How about fudging it by changing the car price to something that gives the correct answer?
I used to deal with a case like this and sent in paper forms with the full amounts crossed out and 50% written in large figures. I also sent a covering letter but each year I would phone up as they inevitably taxed them on 100% each.
@ CWservices 6064 (OP).
(1) Your original question:-
“Is it acceptable to amend the days available (as show on the P11D) to arrive at the apportioned benefit?”
(2) Your post at 13.48:-
“My thoughts were a workaround involving adjustments to the days available in the software to arrive at the correct charge for each individual but I wondered if this could have unforeseen consequences.”
Unless I am missing something, amending the days available is simply the CORRECT method for completing the forms. The underlying principle is that each of two directors is granted availability of the car for “one day out of two”, ie for 182.5 (183 in a leap year) days. Hence, the only element of “workaround” is that, for simplicity, one would assume (as theoretically could be the case) that the car is made available to the Husband for the first 182/183 days and is then made available to the Wife for the last 183 days.

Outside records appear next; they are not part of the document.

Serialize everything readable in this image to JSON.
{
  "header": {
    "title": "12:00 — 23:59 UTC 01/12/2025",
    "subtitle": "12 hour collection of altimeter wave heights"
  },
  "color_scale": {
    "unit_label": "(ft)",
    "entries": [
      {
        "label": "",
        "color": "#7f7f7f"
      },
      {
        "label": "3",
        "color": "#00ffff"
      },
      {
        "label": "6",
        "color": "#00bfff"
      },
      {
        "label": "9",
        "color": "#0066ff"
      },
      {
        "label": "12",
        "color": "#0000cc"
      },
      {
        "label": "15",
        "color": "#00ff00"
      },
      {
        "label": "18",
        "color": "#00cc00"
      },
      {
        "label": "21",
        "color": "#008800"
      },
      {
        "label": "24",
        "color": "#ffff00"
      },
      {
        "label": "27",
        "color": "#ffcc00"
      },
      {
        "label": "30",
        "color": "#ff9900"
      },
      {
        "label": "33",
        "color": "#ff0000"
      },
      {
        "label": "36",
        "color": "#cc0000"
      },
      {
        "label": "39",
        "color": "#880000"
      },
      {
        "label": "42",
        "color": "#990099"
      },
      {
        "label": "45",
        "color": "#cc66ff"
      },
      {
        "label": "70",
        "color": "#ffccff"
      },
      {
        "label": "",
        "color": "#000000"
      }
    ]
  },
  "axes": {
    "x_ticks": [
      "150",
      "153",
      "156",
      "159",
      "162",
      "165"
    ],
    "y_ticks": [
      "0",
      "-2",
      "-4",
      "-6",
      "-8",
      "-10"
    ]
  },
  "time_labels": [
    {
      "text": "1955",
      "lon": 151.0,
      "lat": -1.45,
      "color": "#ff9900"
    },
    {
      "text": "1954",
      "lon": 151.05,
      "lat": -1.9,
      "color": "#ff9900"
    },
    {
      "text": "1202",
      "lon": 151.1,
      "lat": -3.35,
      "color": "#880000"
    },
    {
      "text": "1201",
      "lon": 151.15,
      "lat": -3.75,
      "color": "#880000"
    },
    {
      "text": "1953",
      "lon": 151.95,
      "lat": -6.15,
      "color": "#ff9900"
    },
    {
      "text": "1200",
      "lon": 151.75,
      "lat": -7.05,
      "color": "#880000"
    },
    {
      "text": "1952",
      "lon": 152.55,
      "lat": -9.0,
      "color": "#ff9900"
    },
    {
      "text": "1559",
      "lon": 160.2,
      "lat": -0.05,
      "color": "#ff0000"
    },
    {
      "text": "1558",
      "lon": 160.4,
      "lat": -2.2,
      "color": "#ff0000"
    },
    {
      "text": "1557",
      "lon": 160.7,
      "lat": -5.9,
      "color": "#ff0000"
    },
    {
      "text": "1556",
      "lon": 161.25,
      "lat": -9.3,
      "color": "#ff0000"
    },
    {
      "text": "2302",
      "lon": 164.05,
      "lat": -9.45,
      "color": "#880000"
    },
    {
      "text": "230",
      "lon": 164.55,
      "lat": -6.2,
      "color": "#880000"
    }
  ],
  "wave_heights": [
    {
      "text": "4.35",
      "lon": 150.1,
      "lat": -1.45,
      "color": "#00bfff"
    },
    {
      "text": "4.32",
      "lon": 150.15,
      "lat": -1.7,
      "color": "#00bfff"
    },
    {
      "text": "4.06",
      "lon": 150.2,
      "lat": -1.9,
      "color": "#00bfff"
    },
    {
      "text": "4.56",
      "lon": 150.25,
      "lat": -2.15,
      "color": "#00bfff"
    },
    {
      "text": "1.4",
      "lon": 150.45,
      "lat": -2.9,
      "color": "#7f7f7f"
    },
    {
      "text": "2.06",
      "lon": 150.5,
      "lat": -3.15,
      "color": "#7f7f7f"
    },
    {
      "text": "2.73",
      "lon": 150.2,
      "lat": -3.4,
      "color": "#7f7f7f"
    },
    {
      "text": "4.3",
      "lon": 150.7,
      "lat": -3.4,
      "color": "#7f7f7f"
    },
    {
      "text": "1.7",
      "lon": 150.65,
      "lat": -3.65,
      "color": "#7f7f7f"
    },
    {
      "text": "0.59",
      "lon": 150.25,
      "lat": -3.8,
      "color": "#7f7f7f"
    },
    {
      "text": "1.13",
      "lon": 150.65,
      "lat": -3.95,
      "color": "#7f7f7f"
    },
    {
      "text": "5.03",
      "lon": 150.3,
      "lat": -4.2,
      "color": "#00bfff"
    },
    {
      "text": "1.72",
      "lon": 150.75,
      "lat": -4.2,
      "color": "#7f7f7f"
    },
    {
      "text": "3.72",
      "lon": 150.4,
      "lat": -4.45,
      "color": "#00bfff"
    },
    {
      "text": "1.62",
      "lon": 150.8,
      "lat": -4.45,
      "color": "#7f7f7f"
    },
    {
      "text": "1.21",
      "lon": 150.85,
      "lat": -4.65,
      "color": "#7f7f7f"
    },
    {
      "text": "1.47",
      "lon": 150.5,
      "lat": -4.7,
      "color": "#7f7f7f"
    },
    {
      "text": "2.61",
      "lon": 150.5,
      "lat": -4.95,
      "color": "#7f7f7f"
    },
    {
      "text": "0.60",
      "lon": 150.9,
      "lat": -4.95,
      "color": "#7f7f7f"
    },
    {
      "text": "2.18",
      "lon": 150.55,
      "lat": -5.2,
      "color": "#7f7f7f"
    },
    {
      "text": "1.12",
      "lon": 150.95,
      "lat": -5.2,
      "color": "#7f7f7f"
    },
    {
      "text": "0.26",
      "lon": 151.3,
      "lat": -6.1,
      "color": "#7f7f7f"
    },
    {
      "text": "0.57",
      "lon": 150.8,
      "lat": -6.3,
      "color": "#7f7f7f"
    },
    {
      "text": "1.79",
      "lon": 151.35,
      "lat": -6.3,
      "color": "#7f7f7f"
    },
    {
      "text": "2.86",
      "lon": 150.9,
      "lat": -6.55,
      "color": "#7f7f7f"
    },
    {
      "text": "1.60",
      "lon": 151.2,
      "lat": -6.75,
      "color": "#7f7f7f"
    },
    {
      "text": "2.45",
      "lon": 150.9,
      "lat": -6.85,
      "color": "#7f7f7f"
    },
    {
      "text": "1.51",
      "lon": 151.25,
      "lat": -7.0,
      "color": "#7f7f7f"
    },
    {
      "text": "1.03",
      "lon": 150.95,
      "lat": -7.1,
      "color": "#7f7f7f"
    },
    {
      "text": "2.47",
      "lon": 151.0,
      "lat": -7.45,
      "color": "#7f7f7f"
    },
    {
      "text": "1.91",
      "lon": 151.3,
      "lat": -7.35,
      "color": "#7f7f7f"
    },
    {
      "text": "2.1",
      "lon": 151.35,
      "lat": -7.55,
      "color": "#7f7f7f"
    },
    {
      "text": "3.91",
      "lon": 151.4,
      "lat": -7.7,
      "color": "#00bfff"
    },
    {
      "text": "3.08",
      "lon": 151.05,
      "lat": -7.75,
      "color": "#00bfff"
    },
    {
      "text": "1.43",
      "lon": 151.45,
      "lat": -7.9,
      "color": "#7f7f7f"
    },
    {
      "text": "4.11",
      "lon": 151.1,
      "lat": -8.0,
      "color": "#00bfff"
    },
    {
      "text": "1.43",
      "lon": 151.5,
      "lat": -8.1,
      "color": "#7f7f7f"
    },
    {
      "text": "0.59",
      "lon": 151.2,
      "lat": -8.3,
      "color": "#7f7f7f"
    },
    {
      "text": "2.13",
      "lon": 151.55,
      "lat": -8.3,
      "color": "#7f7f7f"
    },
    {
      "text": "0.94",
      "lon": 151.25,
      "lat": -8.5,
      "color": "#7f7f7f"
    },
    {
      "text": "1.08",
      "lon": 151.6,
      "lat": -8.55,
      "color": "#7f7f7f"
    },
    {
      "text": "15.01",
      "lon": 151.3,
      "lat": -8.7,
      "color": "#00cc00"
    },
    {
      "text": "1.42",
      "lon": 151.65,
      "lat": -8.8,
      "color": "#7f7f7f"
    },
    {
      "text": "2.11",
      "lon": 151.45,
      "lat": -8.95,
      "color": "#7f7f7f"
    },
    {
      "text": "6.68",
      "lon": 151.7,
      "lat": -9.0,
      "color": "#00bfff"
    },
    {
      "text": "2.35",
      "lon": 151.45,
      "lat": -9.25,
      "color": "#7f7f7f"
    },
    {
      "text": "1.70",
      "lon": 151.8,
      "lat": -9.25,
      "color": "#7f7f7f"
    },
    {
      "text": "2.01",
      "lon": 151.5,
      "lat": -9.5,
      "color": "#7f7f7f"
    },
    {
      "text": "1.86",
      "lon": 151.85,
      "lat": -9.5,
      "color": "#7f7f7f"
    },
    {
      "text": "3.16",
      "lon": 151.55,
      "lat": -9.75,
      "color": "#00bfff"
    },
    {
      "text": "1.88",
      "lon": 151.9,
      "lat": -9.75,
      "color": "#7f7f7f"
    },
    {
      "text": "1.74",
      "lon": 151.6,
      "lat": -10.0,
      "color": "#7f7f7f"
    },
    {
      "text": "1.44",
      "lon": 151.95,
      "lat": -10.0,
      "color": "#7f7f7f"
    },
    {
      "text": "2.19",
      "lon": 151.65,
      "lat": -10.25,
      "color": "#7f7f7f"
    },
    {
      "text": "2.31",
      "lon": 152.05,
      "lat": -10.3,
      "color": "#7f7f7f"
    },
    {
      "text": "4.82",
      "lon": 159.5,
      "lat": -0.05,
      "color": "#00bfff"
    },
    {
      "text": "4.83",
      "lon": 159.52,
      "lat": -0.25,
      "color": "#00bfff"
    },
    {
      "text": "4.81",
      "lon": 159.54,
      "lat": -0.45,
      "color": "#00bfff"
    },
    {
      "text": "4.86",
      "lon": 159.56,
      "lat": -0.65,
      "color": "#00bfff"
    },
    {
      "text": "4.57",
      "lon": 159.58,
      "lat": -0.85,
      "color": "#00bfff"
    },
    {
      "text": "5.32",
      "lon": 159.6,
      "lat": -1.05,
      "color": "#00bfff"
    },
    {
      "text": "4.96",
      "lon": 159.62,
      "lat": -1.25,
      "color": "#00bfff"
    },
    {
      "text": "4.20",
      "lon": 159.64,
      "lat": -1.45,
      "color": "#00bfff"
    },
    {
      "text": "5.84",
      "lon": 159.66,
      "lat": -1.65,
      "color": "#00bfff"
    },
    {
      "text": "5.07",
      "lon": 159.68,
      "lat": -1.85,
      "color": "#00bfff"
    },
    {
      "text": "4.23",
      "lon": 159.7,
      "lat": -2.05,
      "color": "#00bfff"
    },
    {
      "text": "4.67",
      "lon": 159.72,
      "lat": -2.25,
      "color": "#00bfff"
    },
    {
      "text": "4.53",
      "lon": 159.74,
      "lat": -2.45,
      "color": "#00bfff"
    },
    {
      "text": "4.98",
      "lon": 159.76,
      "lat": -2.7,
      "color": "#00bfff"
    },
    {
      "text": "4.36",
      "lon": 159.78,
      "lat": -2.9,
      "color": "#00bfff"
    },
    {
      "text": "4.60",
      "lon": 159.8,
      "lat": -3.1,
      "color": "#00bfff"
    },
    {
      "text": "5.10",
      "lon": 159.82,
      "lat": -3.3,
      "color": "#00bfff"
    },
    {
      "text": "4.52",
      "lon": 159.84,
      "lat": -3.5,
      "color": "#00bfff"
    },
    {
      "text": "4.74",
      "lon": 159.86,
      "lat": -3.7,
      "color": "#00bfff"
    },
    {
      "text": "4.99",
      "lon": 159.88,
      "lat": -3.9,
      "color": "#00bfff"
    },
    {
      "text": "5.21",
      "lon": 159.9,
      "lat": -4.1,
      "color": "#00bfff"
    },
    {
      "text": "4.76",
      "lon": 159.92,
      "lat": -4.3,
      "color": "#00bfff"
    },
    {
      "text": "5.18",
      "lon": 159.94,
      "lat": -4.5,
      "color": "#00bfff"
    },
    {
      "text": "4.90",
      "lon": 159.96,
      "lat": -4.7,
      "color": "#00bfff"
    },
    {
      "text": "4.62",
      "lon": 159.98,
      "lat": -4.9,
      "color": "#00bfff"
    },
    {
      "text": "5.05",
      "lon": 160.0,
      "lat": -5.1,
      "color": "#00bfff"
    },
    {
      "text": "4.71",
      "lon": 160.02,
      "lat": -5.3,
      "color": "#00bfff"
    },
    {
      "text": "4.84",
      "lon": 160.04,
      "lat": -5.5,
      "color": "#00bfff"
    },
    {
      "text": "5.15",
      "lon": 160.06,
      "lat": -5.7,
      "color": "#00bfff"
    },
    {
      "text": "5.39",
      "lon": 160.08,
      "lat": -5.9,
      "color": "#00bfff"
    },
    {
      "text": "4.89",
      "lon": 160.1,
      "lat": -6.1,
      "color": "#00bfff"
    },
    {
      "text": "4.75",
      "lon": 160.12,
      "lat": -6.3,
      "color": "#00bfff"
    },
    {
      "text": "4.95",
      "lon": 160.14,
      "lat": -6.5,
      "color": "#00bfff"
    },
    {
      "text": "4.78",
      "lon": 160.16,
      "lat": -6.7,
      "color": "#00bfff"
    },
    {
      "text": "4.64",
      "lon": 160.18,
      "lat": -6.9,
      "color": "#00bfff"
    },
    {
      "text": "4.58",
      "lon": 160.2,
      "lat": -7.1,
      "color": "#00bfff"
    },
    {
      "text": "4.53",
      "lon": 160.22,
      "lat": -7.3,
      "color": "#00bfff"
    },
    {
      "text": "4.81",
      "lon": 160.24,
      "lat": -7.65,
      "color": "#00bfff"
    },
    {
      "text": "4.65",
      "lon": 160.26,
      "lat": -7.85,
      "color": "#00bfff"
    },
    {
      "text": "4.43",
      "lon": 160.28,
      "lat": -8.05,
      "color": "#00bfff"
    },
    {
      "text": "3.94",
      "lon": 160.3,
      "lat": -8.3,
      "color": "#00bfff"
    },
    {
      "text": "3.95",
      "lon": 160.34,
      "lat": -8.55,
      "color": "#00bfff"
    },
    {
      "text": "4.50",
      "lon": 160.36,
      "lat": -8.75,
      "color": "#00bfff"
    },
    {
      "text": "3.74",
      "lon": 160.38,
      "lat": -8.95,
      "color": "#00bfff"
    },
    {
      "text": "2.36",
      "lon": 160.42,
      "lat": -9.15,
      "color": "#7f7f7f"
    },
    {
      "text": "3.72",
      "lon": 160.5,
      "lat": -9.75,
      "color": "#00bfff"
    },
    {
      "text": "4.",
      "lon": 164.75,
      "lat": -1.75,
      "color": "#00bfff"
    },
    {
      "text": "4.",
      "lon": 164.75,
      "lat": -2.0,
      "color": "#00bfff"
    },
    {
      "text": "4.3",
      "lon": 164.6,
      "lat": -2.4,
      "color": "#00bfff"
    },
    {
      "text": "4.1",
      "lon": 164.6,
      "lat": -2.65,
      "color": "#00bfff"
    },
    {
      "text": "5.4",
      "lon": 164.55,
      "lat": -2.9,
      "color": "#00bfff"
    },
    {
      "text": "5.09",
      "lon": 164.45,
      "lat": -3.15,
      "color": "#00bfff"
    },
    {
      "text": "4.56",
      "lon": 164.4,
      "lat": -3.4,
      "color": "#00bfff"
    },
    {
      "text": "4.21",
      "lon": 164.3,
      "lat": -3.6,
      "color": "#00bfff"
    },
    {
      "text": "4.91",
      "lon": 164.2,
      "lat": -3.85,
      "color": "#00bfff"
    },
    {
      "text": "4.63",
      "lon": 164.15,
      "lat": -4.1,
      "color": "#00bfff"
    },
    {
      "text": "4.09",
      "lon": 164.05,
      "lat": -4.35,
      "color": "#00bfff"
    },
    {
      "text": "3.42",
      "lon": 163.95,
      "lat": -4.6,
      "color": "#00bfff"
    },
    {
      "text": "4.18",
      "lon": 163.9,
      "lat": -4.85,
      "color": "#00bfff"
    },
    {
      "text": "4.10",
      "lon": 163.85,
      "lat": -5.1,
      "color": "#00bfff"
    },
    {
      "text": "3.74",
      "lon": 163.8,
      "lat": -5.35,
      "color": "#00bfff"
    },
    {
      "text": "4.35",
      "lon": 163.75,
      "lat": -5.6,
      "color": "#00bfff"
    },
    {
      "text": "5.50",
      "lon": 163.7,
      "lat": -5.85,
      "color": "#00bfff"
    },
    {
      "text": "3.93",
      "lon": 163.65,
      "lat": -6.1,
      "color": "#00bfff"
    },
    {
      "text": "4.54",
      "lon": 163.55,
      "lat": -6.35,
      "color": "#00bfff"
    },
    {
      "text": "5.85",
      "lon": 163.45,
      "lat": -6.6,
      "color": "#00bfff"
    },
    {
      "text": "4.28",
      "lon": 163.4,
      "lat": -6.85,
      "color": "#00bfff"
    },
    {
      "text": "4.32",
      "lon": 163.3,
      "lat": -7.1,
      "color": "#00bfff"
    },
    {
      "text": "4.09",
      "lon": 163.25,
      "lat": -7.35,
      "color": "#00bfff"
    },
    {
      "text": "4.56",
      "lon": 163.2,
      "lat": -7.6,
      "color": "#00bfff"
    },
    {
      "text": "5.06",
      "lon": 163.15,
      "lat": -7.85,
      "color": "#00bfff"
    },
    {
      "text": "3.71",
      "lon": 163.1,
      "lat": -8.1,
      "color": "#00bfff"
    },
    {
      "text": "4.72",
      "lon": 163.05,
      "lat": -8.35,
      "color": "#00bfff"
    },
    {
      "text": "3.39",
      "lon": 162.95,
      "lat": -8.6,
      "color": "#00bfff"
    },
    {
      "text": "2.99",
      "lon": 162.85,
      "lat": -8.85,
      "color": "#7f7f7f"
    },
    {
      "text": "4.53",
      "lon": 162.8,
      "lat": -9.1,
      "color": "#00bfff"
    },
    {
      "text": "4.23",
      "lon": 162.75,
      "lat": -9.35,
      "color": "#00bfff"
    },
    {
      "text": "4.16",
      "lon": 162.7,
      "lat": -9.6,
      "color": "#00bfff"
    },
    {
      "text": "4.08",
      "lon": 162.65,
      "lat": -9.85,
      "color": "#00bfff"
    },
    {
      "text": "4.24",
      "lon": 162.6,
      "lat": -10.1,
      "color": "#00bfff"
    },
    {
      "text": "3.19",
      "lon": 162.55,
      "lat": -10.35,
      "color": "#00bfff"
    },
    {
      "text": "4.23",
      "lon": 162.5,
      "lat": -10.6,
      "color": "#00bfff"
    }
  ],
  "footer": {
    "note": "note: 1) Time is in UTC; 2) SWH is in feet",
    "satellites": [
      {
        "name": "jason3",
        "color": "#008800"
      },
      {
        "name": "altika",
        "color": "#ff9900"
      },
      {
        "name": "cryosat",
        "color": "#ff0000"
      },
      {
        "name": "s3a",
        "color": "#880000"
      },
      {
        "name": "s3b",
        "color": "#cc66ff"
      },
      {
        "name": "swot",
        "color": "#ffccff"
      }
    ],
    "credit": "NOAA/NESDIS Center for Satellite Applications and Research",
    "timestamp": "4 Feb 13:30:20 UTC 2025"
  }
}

Since the “end product” is benefit figures which comply with the “just and reasonable” apportionment concept required by HMRC, then there should be NO “unforeseen consequences”.
It is most certainly “acceptable” to “amend the days available”.
If you are nervous at the possibility of subsequent challenge by HMRC, then a simple letter to them (dated on or after the date of submission of the P11D forms), advising them of the methodology adopted, will cover you/your clients.
Basil.
We're a long way off computers being smart.
They still do as humans tell them - no matter how stupid that might be.
Good point - a world where computers don't do what they're told could be even scarier. But it still feels like I'm the one having to meet their requirements, not that they try to meet mine. I can't even turn this one on unless I type the right characters in the right order at the right time….:-p
By way of an update I have spoken to a HMRC technical officer who said that manual P11Ds must be prepared with a covering letter explaining why a % of the total benefit has been allocated to each employee. If the car was shared throughout the year then the 'Dates car was available' should be left blank on each P11D.
What a waste of time and highlights the constraints of software.
Just as I said but be aware that they will put the full 100% in their tax codes and not 50%.